Anthony Fazzino is the owner of the A&C Superette in Mariners Harbor, Staten Island, a family-owned grocery started by his parents 33 years ago.

“We can do pretty much as much as we want,” says Fazzino. “We don’t have to go to board meetings or answer to people about certain items that we have to carry or should carry.”

Meanwhile, in Queens Village, Queens, Peter Patel stocks the shelves of his newly franchised 7-Eleven. He owned and operated an independent convenience store at the location for the past five years, but finds being a franchisee much more convenient.

“It’s the name recognition. I mean 7-Eleven brings its own, you know, and we’ve seen some clientele that we’ve never seen in previous stores that are coming into 7-Eleven,” says Patel. “And because of their programs, their advertisements, it just helps us out tremendously.”

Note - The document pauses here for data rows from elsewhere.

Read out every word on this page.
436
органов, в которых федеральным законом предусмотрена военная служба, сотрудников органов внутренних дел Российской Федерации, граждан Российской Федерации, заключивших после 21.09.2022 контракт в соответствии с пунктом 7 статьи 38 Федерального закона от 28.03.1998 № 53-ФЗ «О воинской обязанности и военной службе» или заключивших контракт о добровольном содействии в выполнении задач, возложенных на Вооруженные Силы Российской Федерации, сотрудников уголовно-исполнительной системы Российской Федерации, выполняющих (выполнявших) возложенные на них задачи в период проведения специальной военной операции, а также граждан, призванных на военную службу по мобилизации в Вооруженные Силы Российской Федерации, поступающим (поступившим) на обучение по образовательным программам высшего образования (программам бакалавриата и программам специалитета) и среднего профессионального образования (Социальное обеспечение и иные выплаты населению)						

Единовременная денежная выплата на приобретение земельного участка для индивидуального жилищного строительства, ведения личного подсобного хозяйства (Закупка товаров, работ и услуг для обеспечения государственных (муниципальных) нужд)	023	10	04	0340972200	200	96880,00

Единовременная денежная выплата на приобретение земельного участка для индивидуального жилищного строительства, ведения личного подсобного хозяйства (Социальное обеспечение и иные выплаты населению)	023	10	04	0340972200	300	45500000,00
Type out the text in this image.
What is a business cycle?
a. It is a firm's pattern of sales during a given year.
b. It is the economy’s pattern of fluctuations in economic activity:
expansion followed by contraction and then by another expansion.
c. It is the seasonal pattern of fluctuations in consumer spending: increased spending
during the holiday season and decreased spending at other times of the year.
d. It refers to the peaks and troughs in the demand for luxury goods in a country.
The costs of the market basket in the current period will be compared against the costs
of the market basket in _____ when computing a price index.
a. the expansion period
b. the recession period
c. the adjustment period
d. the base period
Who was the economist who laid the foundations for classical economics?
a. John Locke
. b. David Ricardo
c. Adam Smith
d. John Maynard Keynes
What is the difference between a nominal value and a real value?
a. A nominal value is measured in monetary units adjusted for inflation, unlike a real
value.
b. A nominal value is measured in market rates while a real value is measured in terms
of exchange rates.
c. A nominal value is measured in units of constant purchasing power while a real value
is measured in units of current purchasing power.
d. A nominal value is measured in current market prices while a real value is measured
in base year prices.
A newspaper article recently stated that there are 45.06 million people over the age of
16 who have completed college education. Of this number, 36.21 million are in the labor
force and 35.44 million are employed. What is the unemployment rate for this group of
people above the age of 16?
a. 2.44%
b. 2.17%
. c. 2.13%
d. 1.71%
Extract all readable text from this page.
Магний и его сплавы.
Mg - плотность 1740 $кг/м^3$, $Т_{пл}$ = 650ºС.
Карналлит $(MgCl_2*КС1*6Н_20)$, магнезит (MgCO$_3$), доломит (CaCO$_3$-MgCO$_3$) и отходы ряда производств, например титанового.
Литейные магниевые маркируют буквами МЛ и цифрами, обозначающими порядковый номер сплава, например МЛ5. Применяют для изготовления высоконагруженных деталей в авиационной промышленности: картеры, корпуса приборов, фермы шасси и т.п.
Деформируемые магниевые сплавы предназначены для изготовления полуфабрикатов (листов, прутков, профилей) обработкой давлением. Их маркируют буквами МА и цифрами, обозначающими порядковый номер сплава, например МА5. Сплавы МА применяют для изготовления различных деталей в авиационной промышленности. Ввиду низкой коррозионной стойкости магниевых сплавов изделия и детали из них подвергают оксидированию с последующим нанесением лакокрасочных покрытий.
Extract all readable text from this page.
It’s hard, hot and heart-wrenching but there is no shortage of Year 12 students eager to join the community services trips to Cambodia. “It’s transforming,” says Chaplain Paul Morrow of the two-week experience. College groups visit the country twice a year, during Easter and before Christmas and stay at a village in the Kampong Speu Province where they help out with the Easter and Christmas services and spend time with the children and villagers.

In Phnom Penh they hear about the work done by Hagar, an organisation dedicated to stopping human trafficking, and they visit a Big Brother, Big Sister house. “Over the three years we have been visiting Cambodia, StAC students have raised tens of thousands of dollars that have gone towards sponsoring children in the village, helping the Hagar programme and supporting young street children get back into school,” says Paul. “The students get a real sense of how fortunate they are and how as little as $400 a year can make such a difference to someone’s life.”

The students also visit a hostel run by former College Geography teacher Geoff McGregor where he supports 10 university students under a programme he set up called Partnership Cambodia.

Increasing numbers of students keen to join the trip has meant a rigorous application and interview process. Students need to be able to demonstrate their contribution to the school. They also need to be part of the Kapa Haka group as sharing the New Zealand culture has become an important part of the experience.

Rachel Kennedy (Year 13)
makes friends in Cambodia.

Patel’s store is the 100th location to be converted by 7-Eleven’s Business Conversion Program. Franchising Senior Vice President Jeff Schenck says franchises not only get national name recognition out of the deal, but also a built-in support system that independent businesses may lack.

“We have a field consultant that visits with our franchises twice a week and brings them new merchandizing programs, helps them solve operational issues, provides training and helps them be successful,” says Schenck.